Cmdr. Etta Jones, CO of the amphibious transport dock Ponce, was fired "due to demonstrated poor leadership, and failure to appropriately investigate, report, and hold accountable sailors found involved in hazing incidents," the announcement said. Jones also "failed to properly handle a loaded weapon" during a security alert, which the announcement said "endangered some of her crew."
Vice Adm. Harry Harris, commander of 6th Fleet, also fired the XO, Lt. Cmdr. Kurt Boenisch, for failing "to provide support to the command and commanding officer."
"When leadership fails in setting a proper example or upholding proper standards on his or her ship, they fail to serve our sailors, our Navy and, ultimately, our nation," Harris said in the announcement.
Jones is the eighth commanding officer relieved so far this year. She was replaced by Capt. Brad Skillman, deputy commander of Amphibious Squadron 4.
According to their official biographies, both Jones and Boenisch came up from the enlisted ranks.
Jones enlisted in 1985 as an electronics technician and received her commission through Officer Candidate School in 1992 after earning a master's degree from New Hampshire College.
Boenisch enlisted in 1986 as a submarine machinist's mate.
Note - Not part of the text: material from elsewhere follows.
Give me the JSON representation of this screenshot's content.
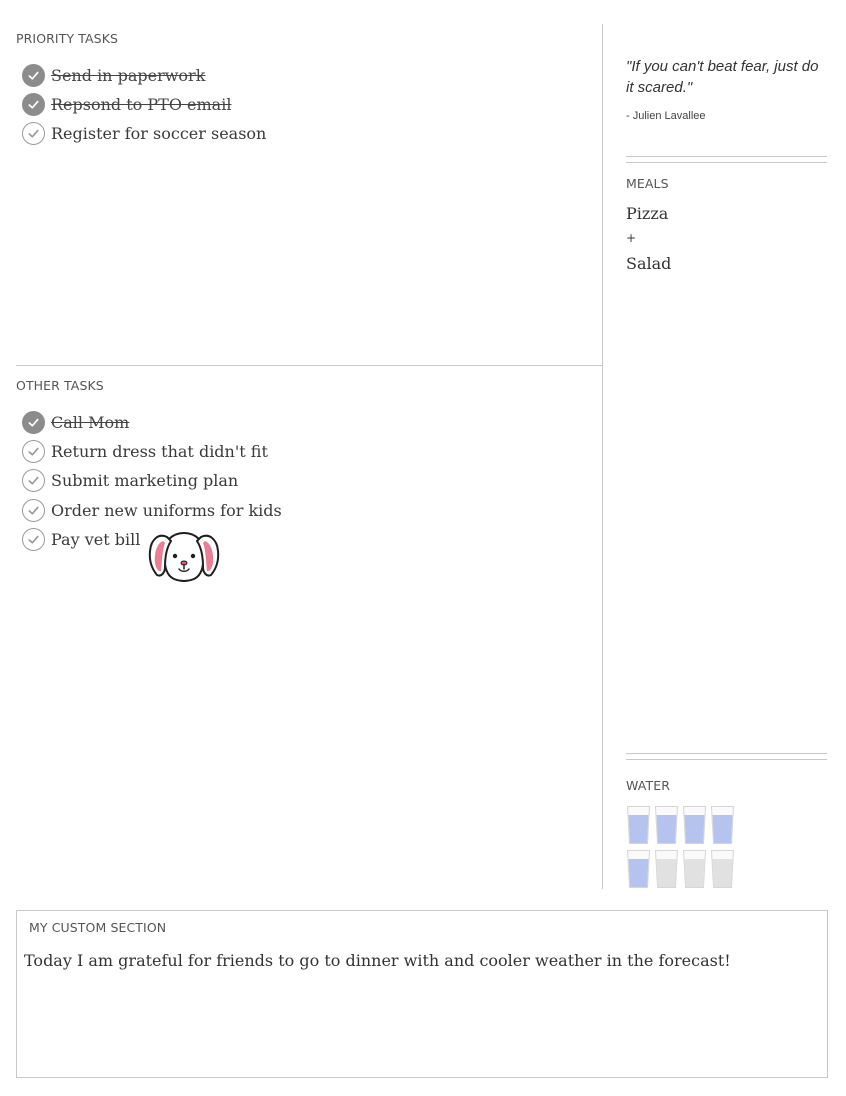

He was accepted into the Enlisted Commissioning Program and in 1996 graduated from the University of North Florida.
The firings come less than two months after the CO and command master chief of the destroyer Stout, another Norfolk-based ship, were fired in the Mediterranean. One officer, six chiefs and one petty officer were also kicked off the ship after an investigation revealed multiple incidents of crew misconduct during port visits during the deployment.
Both Ponce and Stout participated in Operation Odyssey Dawn, in which U.S. and British ships and subs struck targets in Libya.